When I had just one child, I thought I was developing major muscles from carrying him around. I just saved hundreds of dollars getting buff without a gym membership! They should market child safety seats as fitness items instead of baby gear.

Anyway, child number two comes along and demands a double stroller. Kids these days! So spoiled! So I get one and discover all the health benefits of lugging around one kid do not automatically double themselves when there are two. No, sadly, two is about when the body gives out and says, "Enough!" Either that or middle age hits. Anyway, so I huff and puff and still I don't blow my stroller down. I nearly fall over, though. I'll let you know if my knees and arms and feet recover from all my kid-pushing. I guess pushing weights doesn't bulk you up quite as much if the movement is horizontal.

One reason I walk so much is that I'm usually at home without a car. That's right, my spell-check works, we are a one-car family. This, I've discovered, is an unusual situation to be in. In fact, I'm going to reveal something else shocking. My husband and I did not have a car at all for almost the entire first year of marriage.

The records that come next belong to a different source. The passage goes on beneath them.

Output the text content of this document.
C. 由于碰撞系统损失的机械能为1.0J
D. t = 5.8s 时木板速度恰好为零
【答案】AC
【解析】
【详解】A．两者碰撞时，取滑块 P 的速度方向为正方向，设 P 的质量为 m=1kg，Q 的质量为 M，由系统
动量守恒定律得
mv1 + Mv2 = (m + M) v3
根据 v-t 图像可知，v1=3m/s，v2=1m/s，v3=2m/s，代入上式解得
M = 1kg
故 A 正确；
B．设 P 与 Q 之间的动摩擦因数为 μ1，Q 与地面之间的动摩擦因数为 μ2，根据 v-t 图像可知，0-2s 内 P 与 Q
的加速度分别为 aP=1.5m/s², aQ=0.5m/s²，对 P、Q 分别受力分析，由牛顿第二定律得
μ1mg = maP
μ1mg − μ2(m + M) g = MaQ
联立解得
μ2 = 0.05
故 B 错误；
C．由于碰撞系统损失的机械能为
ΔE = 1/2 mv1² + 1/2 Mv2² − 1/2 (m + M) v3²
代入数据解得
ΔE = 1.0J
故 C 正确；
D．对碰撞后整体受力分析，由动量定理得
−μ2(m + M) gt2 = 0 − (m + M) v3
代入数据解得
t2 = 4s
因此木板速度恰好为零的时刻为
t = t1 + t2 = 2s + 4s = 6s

We care about the environment. We want President Bush to know we won't put up with high gas prices any longer. We hope the folks who plan public transportation routes will take notice. We hope nearly being squashed to death on the pavement will cause planners everywhere to make their cities more pedestrian-friendly.

OK, so we don't have the money.

We're not flat broke. But it certainly is nice not to have a car payment for a little while. And we'd like to have a down payment before we buy again so we don't have to make payments for seventeen years.

I live with it. I am getting good at running errands on the weekends and in the evenings. I don't really want to take both the kids grocery shopping by myself anyway.

The hardest thing is that I feel like I'm the only one in America who walks anymore. If you see a lady shoving one foot in the door to hold it open, holding a shoulder up to her ear to keep the diaper bag from falling, tipping the back of the stroller with her feet to get it over the threshold, and steering it with her knees down the hall to the doctor's office, that's me. Not that people don't try to help. But they can't get through the doorway to hold the door for me when there's a bus-sized vehicle, two kids crying from being jostled over the non-handicapped, non-accessible doorframe, and a very frazzled mommy in their way.

I'm also the one you see waiting. Waiting and waiting and waiting. Because I'm not going to walk home and walk back again after dropping the kids off at preschool or their friend's house or their activities or whatever. Sometimes I find somewhere else to go while I wait. So if you see me staring at you while you wash your car or buy your postage stamps, humor me. Being the only mom in America without a car is a little lonely.

I don't know what kind of car I'll get when it's time. I swear, I am the only mom on the continent without a big huge minivan.

I hate those big enormous gas-guzzling SUV monsters that look like they could take out anything smaller than a house. Maybe their drivers refuse to subscribe to the minivan mama club. My kids have nightmares about monsters. I have nightmares about SUV's.

It's inevitable. Whenever I'm in the right turning lane (like between 7 [after dinner] and 7:15 pm [when I need to get home for the kids' bedtime]), a big hulking mass of metal with some outdoorsy-sounding name pulls up beside me to turn left, totally oblivious to the fact that it is larger than my house and that I cannot see around it in my tiny little Nissan Sentra.

Then there are the minivans. Look, I understand that you've got about a bazillion kids and that you need to haul around enough gear to fill the county landfill. But, please, even if Johnny and Susie are pulling out each other's eyebrow hairs and Sarah and Timmy are smashing last month's chicken nuggets which they discovered on the van floor into each other's ears so they can't hear you yell at them, try to keep your eyes on the road. There might be a pedestrian dragging two kids across the pavement in your path.